Assimilation – Rough Draft Unit One

There were many events that completely shifted my view on education and school, but the number one factor was social media. The constant exposure to how hated school was, waking up to go to school, growing old and dealing with more responsibility made me assimilate with how everyone else thought towards school. Eventually, I grew a strong distaste waking up every morning for school only to feel fatigued and lazy. Every single day just felt the same and it was exactly the same, waking up every morning for school, go home and do the work assigned to me that’s due whenever, shower, sleep, and repeat. The constant testing and being forced to socialize with other people massively increased my distaste towards the environment. The fact that I’m in college now and looking back at high school, it makes me feel like it was the easiest thing to go through while I know back then I was stressing out insanely. I messed up my first year by never going, cutting, and just being rebellious but eventually that bit me in the ass. Failing my first year dropped my GPA to below three and damaged my chances of getting into John Jay, which was my dream choice, that I got denied to. I’ve always considered myself to be an introvert and not be that open, and I still am that way. I will push aside any social incapability I have to actually be social and make the first move when needed, but I will not go out of my way. Being exposed to social media really made me follow how everyone else thought towards school, but eventually I became open-minded about education and school, and still, my opinion was still the same. All the testing seems pointless to me and it’s primarily a test towards your own intelligence.

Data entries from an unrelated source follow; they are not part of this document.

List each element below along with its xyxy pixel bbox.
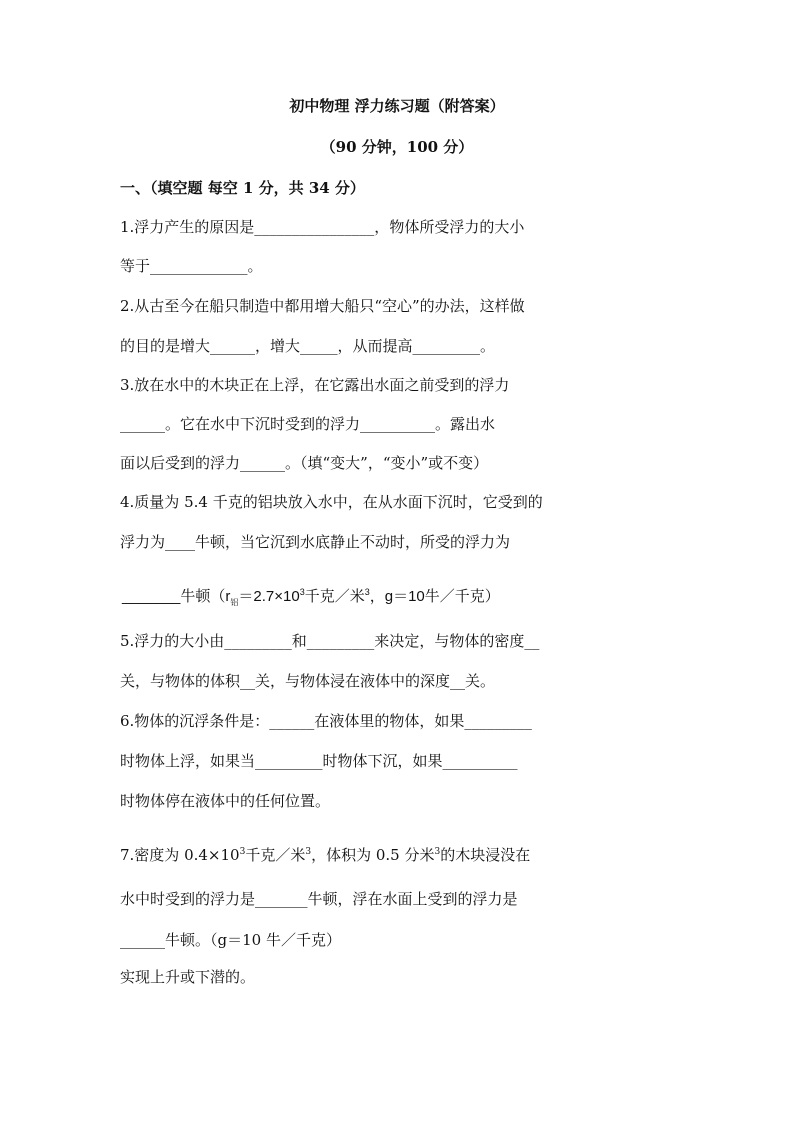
question-3-line-3: 面以后受到的浮力______。（填“变大”，“变小”或不变） [120,454,489,472]
question-7-tail: 的木块浸没在 [440,846,531,864]
trailing-text: 实现上升或下潜的。 [120,968,256,986]
question-1-line-2: 等于_____________。 [120,257,263,275]
question-4-formula-line [122,582,500,613]
density-exponent-7: 3 [239,847,246,857]
question-4-line-1: 4.质量为 5.4 千克的铝块放入水中，在从水面下沉时，它受到的 [120,493,543,511]
question-7-line-1 [120,842,530,865]
question-4-line-2: 浮力为____牛顿，当它沉到水底静止不动时，所受的浮力为 [120,533,511,551]
question-2-line-2: 的目的是增大______，增大_____，从而提高_________。 [120,337,496,355]
page-subtitle: （90 分钟，100 分） [320,138,474,156]
question-6-line-3: 时物体停在液体中的任何位置。 [120,792,331,810]
volume-exponent: 3 [434,847,441,857]
density-unit: 千克／米 [304,588,365,605]
volume-text: ，体积为 0.5 分米 [311,846,435,864]
density-text: 7.密度为 0.4×10 [120,846,240,864]
question-5-line-2: 关，与物体的体积__关，与物体浸在液体中的深度__关。 [120,672,496,690]
question-2-line-1: 2.从古至今在船只制造中都用增大船只“空心”的办法，这样做 [120,297,525,315]
formula-prefix: _______牛顿（r [122,588,231,605]
question-6-line-1: 6.物体的沉浮条件是：______在液体里的物体，如果_________ [120,712,532,730]
gravity-constant: ，g＝10牛／千克） [369,588,500,605]
section-heading: 一、（填空题 每空 1 分，共 34 分） [120,179,365,197]
page-title: 初中物理 浮力练习题（附答案） [289,97,505,115]
question-6-line-2: 时物体上浮，如果当_________时物体下沉，如果__________ [120,752,518,770]
question-3-line-2: ______。它在水中下沉时受到的浮力__________。露出水 [120,415,496,433]
density-unit-exponent-7: 3 [305,847,312,857]
question-5-line-1: 5.浮力的大小由_________和_________来决定，与物体的密度__ [120,632,540,650]
density-exponent: 3 [299,587,305,597]
density-unit-exponent: 3 [364,587,370,597]
question-3-line-1: 3.放在水中的木块正在上浮，在它露出水面之前受到的浮力 [120,376,510,394]
question-1-line-1: 1.浮力产生的原因是________________，物体所受浮力的大小 [120,218,525,236]
question-7-line-2: 水中时受到的浮力是_______牛顿，浮在水面上受到的浮力是 [120,890,518,908]
question-7-line-3: ______牛顿。（g＝10 牛／千克） [120,931,341,949]
density-unit-7: 千克／米 [245,846,306,864]
aluminum-subscript: 铝 [230,598,239,607]
density-value: ＝2.7×10 [238,588,300,605]
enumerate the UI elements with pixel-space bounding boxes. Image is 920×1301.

I would concur that my intelligence is insulted if I were to get a bad grade on a test or something, when in reality, I know I’m more educated in other areas. My forte is primarily writing, reading, debating, history, etc. However, with math, it’s like I’m completely a brick wall and I’m incapable of solving anything. Basic math is a given and you learn in back in elementary, but excelling in math is something I’m completely incapable of doing. I was to be put in honors for a government class back in my senior year of high school but I was too lazy to even talk to my counselor on how I was recommended by my teacher to be put in it. Everybody will either have the same opinion as you do towards school, or a completely different one which is alien. Either having a distaste for school is more known and popularized or it’s actually a wide-spread opinion amongst the youth. Finally having a small schedule for my senior year really made me careless towards actually putting in the effort for my classes. After being accepted into a college and knowing I’d be graduating guaranteed, I just didn’t see the point of actually caring. I would even leave my third period class, which was my last class in my schedule, just to work a morning shift at my former job, that’s how I knew my former job was more of a priority than a gym class I knew I was guaranteed to pass.

I never really understood the concept of regents, as New York is the only state to have them. I questioned if it’s only to test a student’s intelligence or categorize students, and to this day I still don’t understand it. It’s the least of my worries now as I’m in college and have other things to worry about. College has a whole new esque which I actually really enjoy in comparison to high school. You have more responsibility, which can be a con to others, but you have free reign to do what you want with your time. I’m responsible to show up to my classes and pass these classes to move onto the next year and fulfill my major and not having “big brother” constantly watching your every move is relaxing. Finally turning eighteen has its wonderful perks of being an adult and actually living life, and the majority of my youth I’ve always fantasized how adult life would be and would I be ready for it. I’ve always felt like my mentality was older than my age and it was a constant struggle for me. College feels a lot smoother than high school and I cherish that completely and I have high hopes for college than I have ever had for high school.